Was den Erfolg von Client eigentlich ausmacht, kann mit der bloßen Auflistung der Verdienste nicht wirklich ergründet werden: Die Musik, die das für Live Auftritte um einen optisch eher uninteressanten Gastmusiker ergänzte Duo präsentierte, hätte man im Notfall auch selber machen können. Die Slogan-artigen Texte wurden auch durch begeistertes Mitsingen vieler Fans nicht wirklich sinnvoller oder schlüssiger und die Songs, die auf den beiden Tonträgern der Damen zuweilen regelrechten Pop-Charme besitzen, verloren sich eher im unerbittlichen subfrequenten Beat, der sich wie ein roter Faden durch die ganze Veranstaltung zog. (Die Scheiben des Gebäude 9 standen während des ganzen Konzertes kurz vor dem Vibrations-Exitus) Aber: Ein cooleres Elektro-Pop-Duo als Client sucht man zur Zeit anderswo zweifelsohne vergeblich. Fast ohne eine Miene zu verziehen (obwohl doch des Öfteren auf der Bühne gelächelt wurde) und kontrolliert-distanziert zogen Sarah Blackwood und Kate Holmes ihr Ding durch und prügelten ihre Botschaft mit beinahe militärischer Disziplin ins Volk. Und diese bestand - zumindest beim Live-Vortrag - darin, dass in der Konsequenz die Würze liegt. Ähnlich wie die Stones auf ihren frühen Alben gab es nur minimale Variationen im Konzept und gerade das machte dann unter dem Strich den Reiz aus (und das ist so gemeint, wie es hier steht!). Mit ihrer Version des "ist doch gar nicht so schwer"-Elektro-Pops präsentierten Client so eine Art Punk-Attitüde mit verkehrten Mitteln. Wie zur Bestätigung ging es in jeder dritten Textzeile um Rock'n'Roll - obwohl dieser musikalisch nun wirklich überhaupt keine Rolle spielte. Sicher, es schadete auch nicht, dass sich die Mädels ein attraktives modisches Styling ausgedacht hatten (sie kamen verkleidet als Supermarkt-Verkäuferinnen - allerdings mit High Heels und Lackhandschuhen) - das war aber trotz allem nicht der wesentliche Aspekt des Auftrittes. Das machte Sarah z.B. mit einem überdeutlich in den Raum gestellten "Fuck Off - Don't Touch Me There" (aus dem Song "Client") deutlich. (Und irgendwie hatten die Mädels auch Spaß an der verhaltenen Anmache mit Rückzieher) Nein, hier konnte insbesondere Kate Holmes, die Gleiches ja vorher schon mal mit Technique versucht hatte, endlich mal die Früchte des Erfolges ihres interessanten Nischenkonzeptes einheimsen. Und zum Schluss gab es mit "Come On" dann doch noch eine reinrassige Popnummer, bei der auch die Melodie noch zu erkennen war.
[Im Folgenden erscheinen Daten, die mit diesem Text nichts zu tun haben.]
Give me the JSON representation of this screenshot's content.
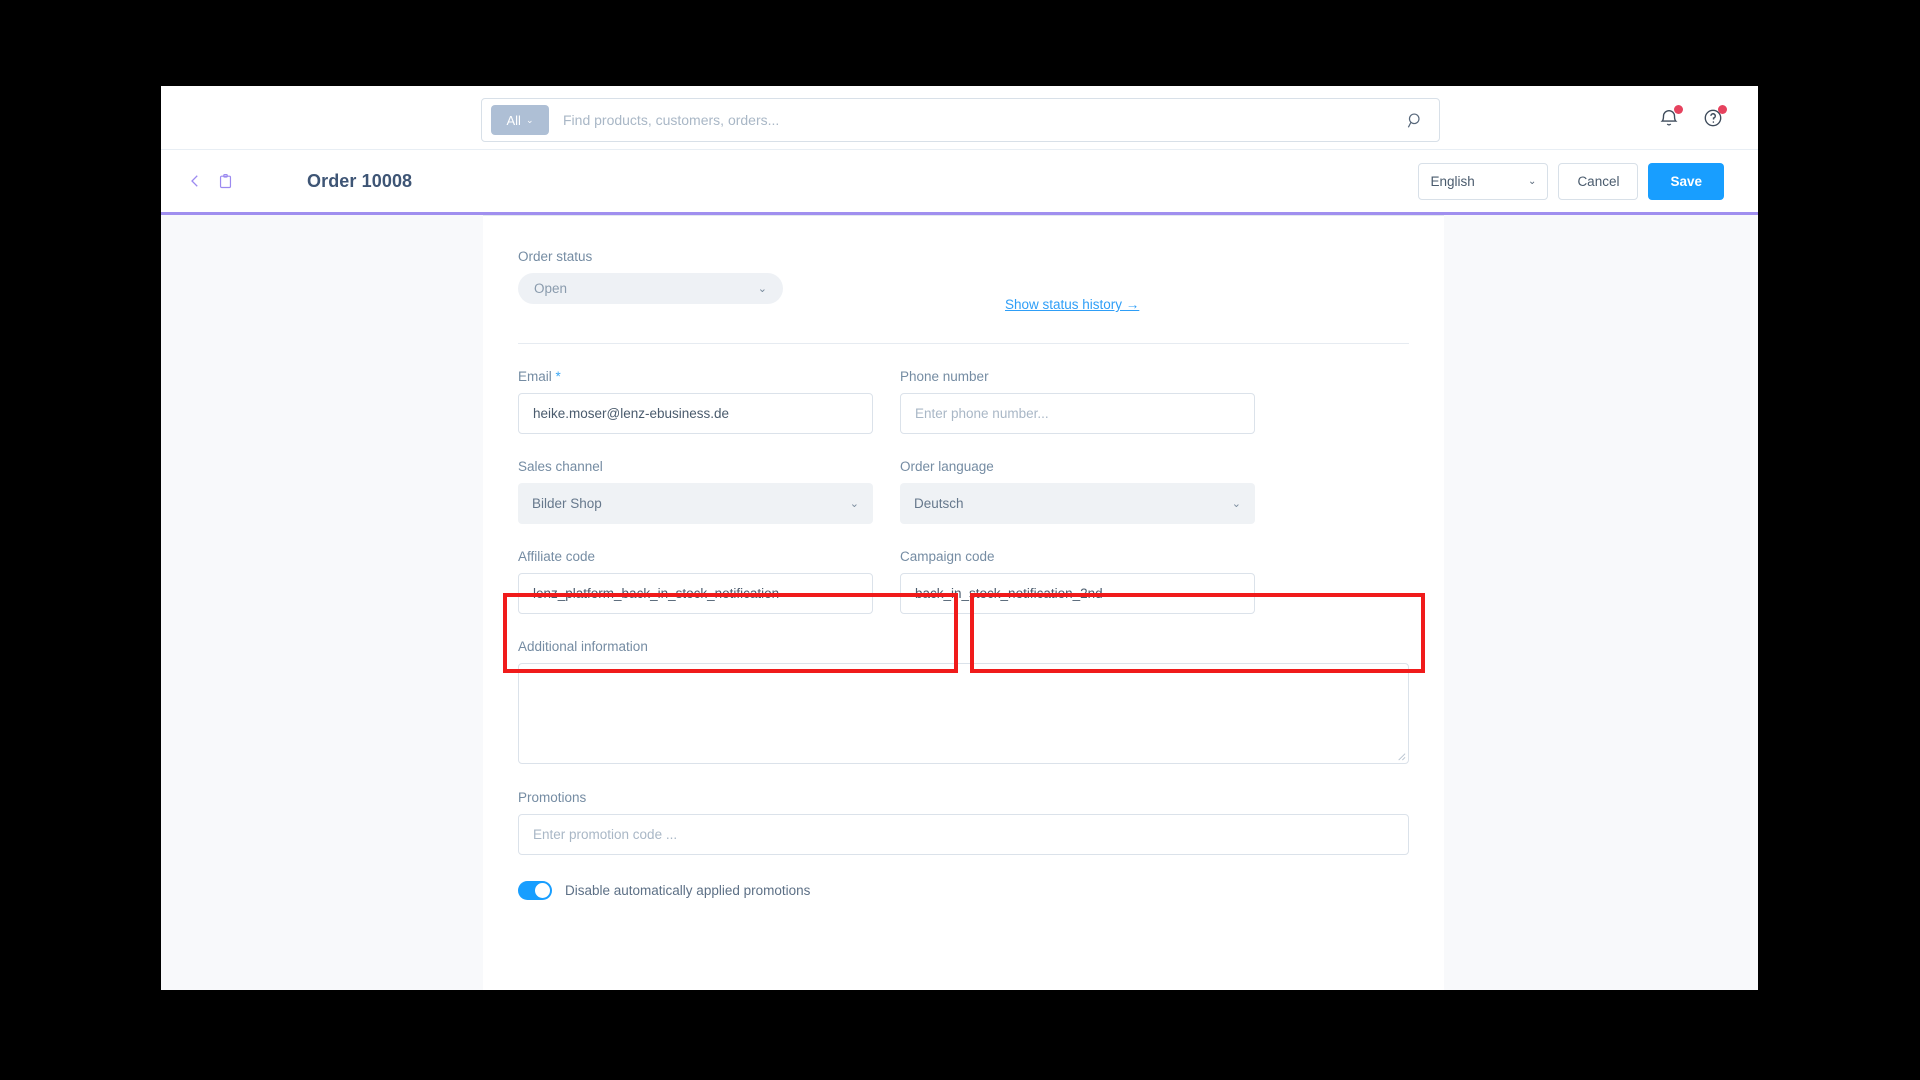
{
  "window": {
    "title": "Order 10008"
  },
  "topbar": {
    "scope": {
      "label": "All",
      "chevron": "⌄",
      "icon_name": "chevron-down-icon"
    },
    "search": {
      "placeholder": "Find products, customers, orders...",
      "value": "",
      "icon_name": "search-icon"
    },
    "icons": [
      {
        "name": "notification-bell-icon",
        "badge": true
      },
      {
        "name": "help-question-icon",
        "badge": true
      }
    ]
  },
  "header": {
    "back_icon": "chevron-left-icon",
    "doc_icon": "clipboard-icon",
    "title": "Order 10008",
    "language": {
      "value": "English",
      "chevron": "⌄"
    },
    "cancel_label": "Cancel",
    "save_label": "Save",
    "accent_color": "#a08fef",
    "save_color": "#189eff"
  },
  "form": {
    "order_status": {
      "label": "Order status",
      "value": "Open",
      "chevron": "⌄",
      "disabled": true
    },
    "status_history_link": "Show status history →",
    "email": {
      "label": "Email",
      "required_marker": "*",
      "value": "heike.moser@lenz-ebusiness.de",
      "placeholder": ""
    },
    "phone": {
      "label": "Phone number",
      "value": "",
      "placeholder": "Enter phone number..."
    },
    "sales_channel": {
      "label": "Sales channel",
      "value": "Bilder Shop",
      "chevron": "⌄",
      "disabled": true
    },
    "order_language": {
      "label": "Order language",
      "value": "Deutsch",
      "chevron": "⌄",
      "disabled": true
    },
    "affiliate_code": {
      "label": "Affiliate code",
      "value": "lenz_platform_back_in_stock_notification",
      "placeholder": ""
    },
    "campaign_code": {
      "label": "Campaign code",
      "value": "back_in_stock_notification_2nd",
      "placeholder": ""
    },
    "additional_information": {
      "label": "Additional information",
      "value": "",
      "placeholder": ""
    },
    "promotions": {
      "label": "Promotions",
      "value": "",
      "placeholder": "Enter promotion code ..."
    },
    "disable_promotions_toggle": {
      "label": "Disable automatically applied promotions",
      "state": "on"
    }
  },
  "annotations": {
    "color": "#f01b1b",
    "boxes": [
      {
        "name": "affiliate-code-highlight",
        "target": "Affiliate code"
      },
      {
        "name": "campaign-code-highlight",
        "target": "Campaign code"
      }
    ]
  }
}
Das Pop aus Belgien brannten offensichtlich geradezu darauf, bei ihrem Auftritt die Sau rauszulassen. Um es gleich vorwegzunehmen: Gegen ein Das Pop-Konzert ist auch die ausgezeichnete neue CD "The Human Thing" bestenfalls "nett". Mit einem tierischen Rock-Intro-Instrumental gaben Das Pop dann gleich zu Anfang alles her. So mitreißend und überbordend begeisternd wünscht man sich den Beginn eigentlich jeden Rockkonzertes. Das kann man besser eigentlich nicht machen. Doch damit nicht genug: Während auf der Scheibe eigentlich stets die vertrackten Arrangements der pfiffig konstruierten Pop-Songs (Nomen es Omen) im Vordergrund stehen, ist es im Live Kontext definitiv der Rock'n'Roll. Und das obwohl Sänger Bent Van Looy oft und gerne zu seinen Keyboards griff. Eigentlich ist das ja eher unrockig, aber die körperbetonte Art, in der er das Instrument bearbeitete - mit wehenden Haaren und ständig in Bewegung - ließ jeden Gedanken an introvertiertes Fricklertum im Ansatz ersticken. Und außerdem langt Gitarrist Reinard Vanbergen (der kurz vor dem Auftritt noch im Krankenhaus gewesen war) auch deutlich bestimmter hin als auf der eher feinsinnig ausgelegten Scheibe. Die Band ging dermaßen ungestüm zur Sache, dass zum Beispiel gleich mehrmals der Bass notoperiert werden musste. Den Stücken bekam das selbstredend ganz ausgezeichnet und alle "Hits" des Albums fand man dann demzufolge auch in ansprechenden Sturm und Drang-Versionen wieder. Besondere Highlights des Sets war dann die aktuelle Single "You" - teilweise auf deutsch intoniert - und zur Zugabe eine ungefähr 10-minütige Version von Steve Millers "Abracadabra". Das muss eine besondere Art von belgischem Humor gewesen sein, denn das ist ja nun wirklich einer der schlechtesten Miller-Tracks, der auch durch die exaltierte Gitarrenarbeit Vanbergens nicht so wirklich gewann. (Obwohl auch dieser, wie die ganze Das Pop-Show ziemlich viel Spaß machte.)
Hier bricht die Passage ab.